St. Pölten: Riegler; Dober, Huber, Petrovic, Gasegger; Ambichl, Mader; Stec, Hartl (91. Martic), Schagerl (87. Yilmaz); Segovia (63. Schibany).

Liefering: Coronel; Wiesinger, Upamecano, Luan, Joppich; Laimer (83. Samassekou), Okugawa, Schlager (83. Brandner); Atanga (40. Dwamena), Hwang, Oberlin.

NV Arena, 1.700 Zuschauer, SR Kollegger.

St. Pölten will im Duell der Serientäter nachlegen

Drei Siege am Stück stehen für die Wölfe zu Buche, deren vier für Kontrahent Liefering. Goalie Riegler kehrt wieder zurück, Peter Brandl muss sich einer Meniskus-Operation unterziehen.

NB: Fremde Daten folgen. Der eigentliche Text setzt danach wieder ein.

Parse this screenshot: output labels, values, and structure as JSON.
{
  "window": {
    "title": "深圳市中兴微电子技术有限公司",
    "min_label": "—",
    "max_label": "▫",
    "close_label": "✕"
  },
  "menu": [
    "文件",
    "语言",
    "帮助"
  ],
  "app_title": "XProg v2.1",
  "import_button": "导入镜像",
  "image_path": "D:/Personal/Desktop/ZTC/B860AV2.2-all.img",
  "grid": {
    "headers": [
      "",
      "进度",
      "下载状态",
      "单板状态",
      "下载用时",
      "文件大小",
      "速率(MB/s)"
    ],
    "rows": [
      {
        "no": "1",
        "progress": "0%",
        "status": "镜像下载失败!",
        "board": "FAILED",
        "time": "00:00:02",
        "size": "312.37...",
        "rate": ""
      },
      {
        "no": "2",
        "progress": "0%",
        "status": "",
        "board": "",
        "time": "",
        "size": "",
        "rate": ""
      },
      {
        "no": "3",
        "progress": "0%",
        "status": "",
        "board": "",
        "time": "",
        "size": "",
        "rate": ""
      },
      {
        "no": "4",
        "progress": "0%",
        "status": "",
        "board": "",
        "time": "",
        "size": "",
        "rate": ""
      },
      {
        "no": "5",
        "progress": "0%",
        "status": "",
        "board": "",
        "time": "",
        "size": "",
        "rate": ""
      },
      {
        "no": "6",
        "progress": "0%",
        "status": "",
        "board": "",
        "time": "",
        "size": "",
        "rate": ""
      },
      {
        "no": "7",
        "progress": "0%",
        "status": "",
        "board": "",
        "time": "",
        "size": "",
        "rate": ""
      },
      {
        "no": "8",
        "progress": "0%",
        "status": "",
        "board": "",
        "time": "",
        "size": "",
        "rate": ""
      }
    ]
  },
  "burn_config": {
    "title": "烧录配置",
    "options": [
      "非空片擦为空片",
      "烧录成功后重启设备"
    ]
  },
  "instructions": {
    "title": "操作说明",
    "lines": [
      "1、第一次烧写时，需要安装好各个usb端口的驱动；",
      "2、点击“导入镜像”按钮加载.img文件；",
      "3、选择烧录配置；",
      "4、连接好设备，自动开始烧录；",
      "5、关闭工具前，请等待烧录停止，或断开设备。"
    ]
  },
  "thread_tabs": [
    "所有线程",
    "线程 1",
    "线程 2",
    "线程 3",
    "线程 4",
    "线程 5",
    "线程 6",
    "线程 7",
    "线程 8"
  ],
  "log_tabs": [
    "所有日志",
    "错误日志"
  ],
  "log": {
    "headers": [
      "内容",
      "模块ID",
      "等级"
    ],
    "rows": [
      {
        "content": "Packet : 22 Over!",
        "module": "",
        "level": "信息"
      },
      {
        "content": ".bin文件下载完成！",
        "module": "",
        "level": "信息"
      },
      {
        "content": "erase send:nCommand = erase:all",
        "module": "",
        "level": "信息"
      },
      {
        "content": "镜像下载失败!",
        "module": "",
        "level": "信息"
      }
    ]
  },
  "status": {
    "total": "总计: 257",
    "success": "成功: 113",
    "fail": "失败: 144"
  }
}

x  |  NOEN, Wolfgang Wallner

18 Volltreffer hat der FC Liefering den St. Pöltnern in den bisherigen Duellen eingeschenkt. So viele wie kein anderer Kontrahent in der Ersten Liga. Und in der Offensive liegt auch die große Stärker der Jung-Bullen. Dimitri Oberlin, das aus Zürich geholte Sturmjuwel, traf in den letzten drei Partien jedesmal – ebenso wie St. Pöltens Rückkehrer Manuel Hartl.

St. Pölten erwartet Lieferinger Turbo-Fußball

„Das sind junge, talentierte Spieler aus aller Herren Länder, die sind schnell und enorm ballgewandt“, zollt SKN-Trainer Karl Daxbacher den Lieferingern Respekt. Er erwartet sich einen Gegner, der auch in der Fremde Gas gibt. „Da könnten wir unter Druck kommen, ob wir wollen oder nicht.“ Von seinen Wölfen will er konzentrierte Arbeit gegen den Ball sehen.

Mit Nadelstichen am Weg zu drei Punkten

„Vorne werden sich Chancen auftun“, weiß Daxbacher um die Schattenseiten des Salzburger Hurra-Stils. Liefering muss Ex-Hoffenheim-Legionär Isaac Vorsah sowie Emir Karic und Mathias Honsak vorgeben. „Die Niederösterreicher sind stark“, sagt Trainer Thomas Letsch, „aber wenn wir die positive Stimmung mitnehmen, ist auch in St. Pölten etwas zu holen.“

Stammkeeper Riegler ist wieder einsatzbereit

Beim Cup-Erfolg in Hard (4:1) schonte Daxbacher mit Hartl und Dober zwei Stammkräfte, Daniel Beichler kam zu einem Kurzeinsatz als Joker. „Bei hundert Prozent ist er noch lange nicht“, weiß Daxbacher. Knipser Hartl und Routinier Dober stehen am Freitag wieder zur Verfügung, auch Keeper Christoph Riegler, der in Hard ein Schlag auf die Schläfe erhielt und raus musste, ist einsatzbereit.

Brandl muss sich unter’s Messer legen

Weiterhin w.o. geben muss Lukas Thürauer. Trotz Odyssee von Arzt zu Arzt ist noch immer nicht klar, was den Spielmacher plagt. Tomasz Wisio konnte am Donnerstag schon leicht trainieren, während für Defensivabräumer Peter Brandl der Herbst gelaufen sein dürfte. Beim Mittelfeldmann wurde ein Meniskusschaden diagnostiziert, am Samstag wird er von SKN-Teamarzt Alfred Steindl operiert.